Le désir de voyage est incontestablement l’héritage de toute une tradition littéraire. Le voyage se situe à la frontière entre une curiosité pour le monde et l'appel du rêve, qu’on n’arrive pas à s’expliquer. Il se situe sur la ligne imaginaire qui « unit ces deux réalités. [Mais] au niveau atomique, il n'y a pas de frontières. La physique nous démontre que les frontières n'étaient que croyances. » (Ken Wilber, No Boundary). Traverser les frontières entre les pays pour traverser la fausse frontière entre le monde réel et l'imaginaire poétique.

Mais si l’univers romantique de la littérature de voyage est un appel, il y a un moment où lire l’expérience des autres ne suffit plus : « Il ne suffit pas de lire que les sables des plages sont doux; je veux que mes pieds nus le sentent... Toute connaissance que n'a pas précédée une sensation est inutile. » (Gide, Les nourritures terrestres)
Puisque « [notre] devoir réel est de réaliser [nos] rêve » (Modigliani), il faut partir. Eneffet, « la seule chose qui puisse empêcher un rêve de se réaliser, c’est la peur d’échouer » (Paulo Coelho). Mais partir où ? « Partout où des hommes vivent, un voyageur peut vivre aussi. » (Ella Maillart) Et partir comment ? Par les moyens de transports les plus performants, les plus rapides, les plus rationnels ou au contraire en prenant le temps d'une année, à vélo? « Je ne demande pas à voir déjà ce qu’on doit voir là-bas ! Un seul pas à la fois, c’est bien assez pour moi. » (Cardinal John Henry Newman). Et partir quand ? Maintenant, avant l’heure des regrets car « un homme devient vieux quand ses regrets prennent la place de ses rêves. » (John Barrymore)

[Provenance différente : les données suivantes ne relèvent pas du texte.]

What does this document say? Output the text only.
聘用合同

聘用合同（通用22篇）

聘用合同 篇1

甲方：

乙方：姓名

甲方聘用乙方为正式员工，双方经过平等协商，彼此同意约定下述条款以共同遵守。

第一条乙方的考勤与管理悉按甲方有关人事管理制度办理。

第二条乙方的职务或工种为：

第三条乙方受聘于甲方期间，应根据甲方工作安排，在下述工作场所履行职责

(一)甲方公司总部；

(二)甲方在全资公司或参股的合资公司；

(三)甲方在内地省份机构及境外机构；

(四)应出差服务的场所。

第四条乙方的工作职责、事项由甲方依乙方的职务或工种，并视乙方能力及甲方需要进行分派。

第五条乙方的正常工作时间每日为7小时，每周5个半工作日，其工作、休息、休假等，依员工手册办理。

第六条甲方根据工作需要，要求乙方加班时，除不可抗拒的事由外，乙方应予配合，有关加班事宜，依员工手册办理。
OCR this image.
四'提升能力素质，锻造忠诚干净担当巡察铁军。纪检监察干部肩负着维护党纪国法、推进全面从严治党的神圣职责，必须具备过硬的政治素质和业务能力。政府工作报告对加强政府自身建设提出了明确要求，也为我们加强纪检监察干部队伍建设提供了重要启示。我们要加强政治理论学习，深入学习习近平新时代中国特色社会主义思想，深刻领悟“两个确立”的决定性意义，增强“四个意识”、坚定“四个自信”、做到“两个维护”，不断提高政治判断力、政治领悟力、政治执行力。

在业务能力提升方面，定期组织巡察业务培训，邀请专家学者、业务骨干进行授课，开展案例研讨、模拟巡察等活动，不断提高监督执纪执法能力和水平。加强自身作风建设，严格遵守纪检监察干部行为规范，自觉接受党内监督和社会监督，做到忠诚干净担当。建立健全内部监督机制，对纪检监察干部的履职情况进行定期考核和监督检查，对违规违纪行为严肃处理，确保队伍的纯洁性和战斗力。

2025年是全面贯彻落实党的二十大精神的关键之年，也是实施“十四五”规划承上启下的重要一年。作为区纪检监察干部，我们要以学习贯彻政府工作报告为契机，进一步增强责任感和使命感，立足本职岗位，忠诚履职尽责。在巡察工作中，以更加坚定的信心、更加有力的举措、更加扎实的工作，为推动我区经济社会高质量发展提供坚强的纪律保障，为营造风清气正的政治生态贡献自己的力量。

Pour partir, il faut évidemment préparer un voyage, l'organiser, le planifier, trouver des fonds, régler des formalités administratives, le rendre le plus certain et sûr. Mais il faut surtout accepter de renoncer à un certain confort. « La sécurité n’est essentiellement que superstition. Elle n’existe pas dans la nature. La vie n’est qu’aventure ou elle n’est rien. » (Helen Keller)
Mais même sans chercher à prédire ce qu’il y à vivre sur la route, on sait déjà qu’il y aura de grands moments de communion avec la nature. Des témoins racontent: « Je fixais avec fierté les étoiles qui fixaient sur moi leurs yeux d’or, car elles ne voyaient dans le désert que moi seul. » (Mickiewicz, Orientales) Ce type d'expérience nécessite un état d’ouverture car « l’air qu’on prend sans y faire attention et en pensant à autre chose ne vivifie pas comme celui qu’on prend pour le prendre. » (Georges Sand, Une nuit d’hiver)
N'y aurait-il pas à la clé un rendez-vous avec soi-même ? « L’immersion dans le désert approfondie l’être, le délie de toute responsabilité, l’affranchit des choses accessoires. » (Théodore Monod) Ou avec quelque chose d'autre puisque « l’essentiel est invisible pour les yeux. » (Saint-Exupéry)
« Je marcherai sous le soleil trop lourd sous la pluie à verse ou dans la tornade. En marchant, le soleil réchauffera mon cœur de pierre ; la pluie fera de mes déserts un jardin. A force d’user mes chaussures, j’userai mes habitudes. Je marcherai et ma marche sera démarche. J’irais moins au bout de la route qu’au bout de moi même. Je serai pèlerin. Je ne partirai pas seulement en voyage. Je deviendrai moi-même un voyage, un pèlerinage. » (Jean Debruyne.)